- Martha Poe Dogtrot House
- U.S. National Register of Historic Places
- Location: 0.75 W of jct of Twelve Mile Post Rd. and GA 19, near Metcalf, Georgia
- Coordinates: 30°41′28″N 83°50′58″W﻿ / ﻿30.69124°N 83.84932°W
- Area: 5 acres (2.0 ha)
- Built: c.1850-1876
- Architectural style: Dogtrot
- NRHP reference No.: 98000569
- Added to NRHP: May 20, 1998; 28 years ago

= Martha Poe Dogtrot House =

Historic house in Georgia, United States

The Martha Poe Dogtrot House, also known as Mayhar Plantation Stage Stop, in Thomas County, Georgia near Metcalf, Georgia, was built c.1850-1876. It is a dog trot house which is believed to have served as a stage stop.

It was built with two hewn log pens covered by a single roof, with a breezeway space in between, but the breezeway was later enclosed.

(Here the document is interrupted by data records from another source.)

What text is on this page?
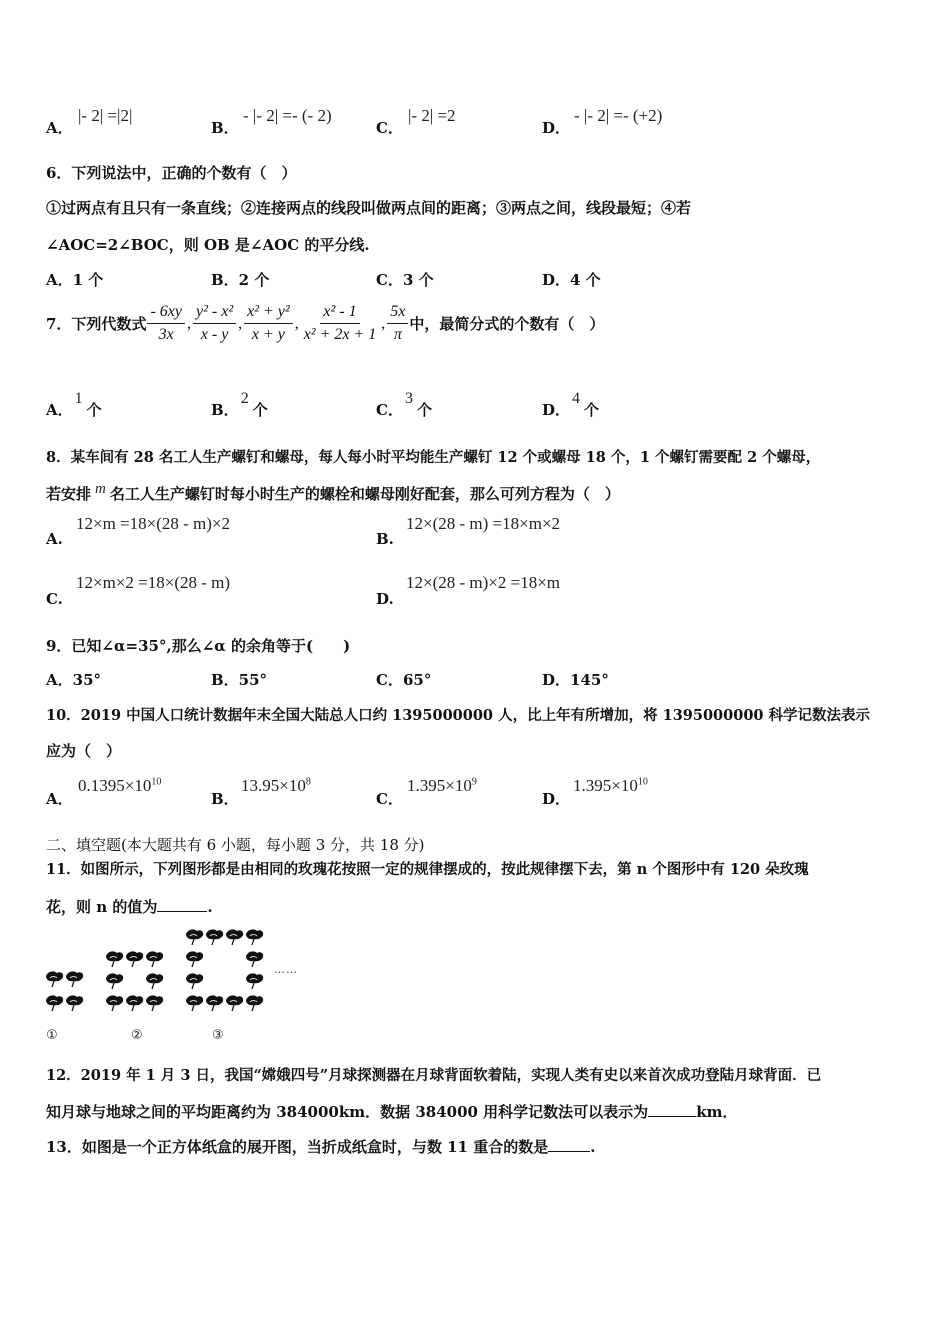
A．
|- 2| =|2|
B．
- |- 2| =- (- 2)
C．
|- 2| =2
D．
- |- 2| =- (+2)
6．下列说法中，正确的个数有（　）
①过两点有且只有一条直线；②连接两点的线段叫做两点间的距离；③两点之间，线段最短；④若
∠AOC=2∠BOC，则 OB 是∠AOC 的平分线.
A．1 个	B．2 个	C．3 个	D．4 个
7．下列代数式 $\frac{- 6xy}{3x}$ , $\frac{\text{y² - x²}}{x - y}$ , $\frac{\text{x² + y²}}{x + y}$ , $\frac{\text{x² - 1}}{\text{x² + 2x + 1}}$ , $\frac{5x}{\pi}$ 中，最简分式的个数有（　）
A．1个	B．2个	C．3个	D．4个
8．某车间有 28 名工人生产螺钉和螺母，每人每小时平均能生产螺钉 12 个或螺母 18 个，1 个螺钉需要配 2 个螺母，
若安排 m 名工人生产螺钉时每小时生产的螺栓和螺母刚好配套，那么可列方程为（　）
A.
12×m =18×(28 - m)×2
B.
12×(28 - m) =18×m×2
C.
12×m×2 =18×(28 - m)
D.
12×(28 - m)×2 =18×m
9．已知∠α=35°,那么∠α 的余角等于(　　)
A．35°	B．55°	C．65°	D．145°
10．2019 中国人口统计数据年末全国大陆总人口约 1395000000 人，比上年有所增加，将 1395000000 科学记数法表示
应为（　）
A．
$0.1395\times 10^{10}$
B．
$13.95\times 10^8$
C．
$1.395\times 10^9$
D．
$1.395\times 10^{10}$
二、填空题(本大题共有 6 小题，每小题 3 分，共 18 分)
11．如图所示，下列图形都是由相同的玫瑰花按照一定的规律摆成的，按此规律摆下去，第 n 个图形中有 120 朵玫瑰
花，则 n 的值为	.
①	②	③
……
12．2019 年 1 月 3 日，我国“嫦娥四号”月球探测器在月球背面软着陆，实现人类有史以来首次成功登陆月球背面．已
知月球与地球之间的平均距离约为 384000km．数据 384000 用科学记数法可以表示为	km．
13．如图是一个正方体纸盒的展开图，当折成纸盒时，与数 11 重合的数是	.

The house with four acres of land was bought in 1876 by Martha Poe, an African-American woman, from William Vaughn for $24. She later purchased an additional acre for $5.

The property was absorbed, along with others, into Mayhaw Plantation, created in 1946 as a hunting and shooting preserve which had an area of 4000 acre in 1998. Modifications in c.1946 added two brick chimneys to the two ends of the house, replaced flooring, and added a frame storage barn.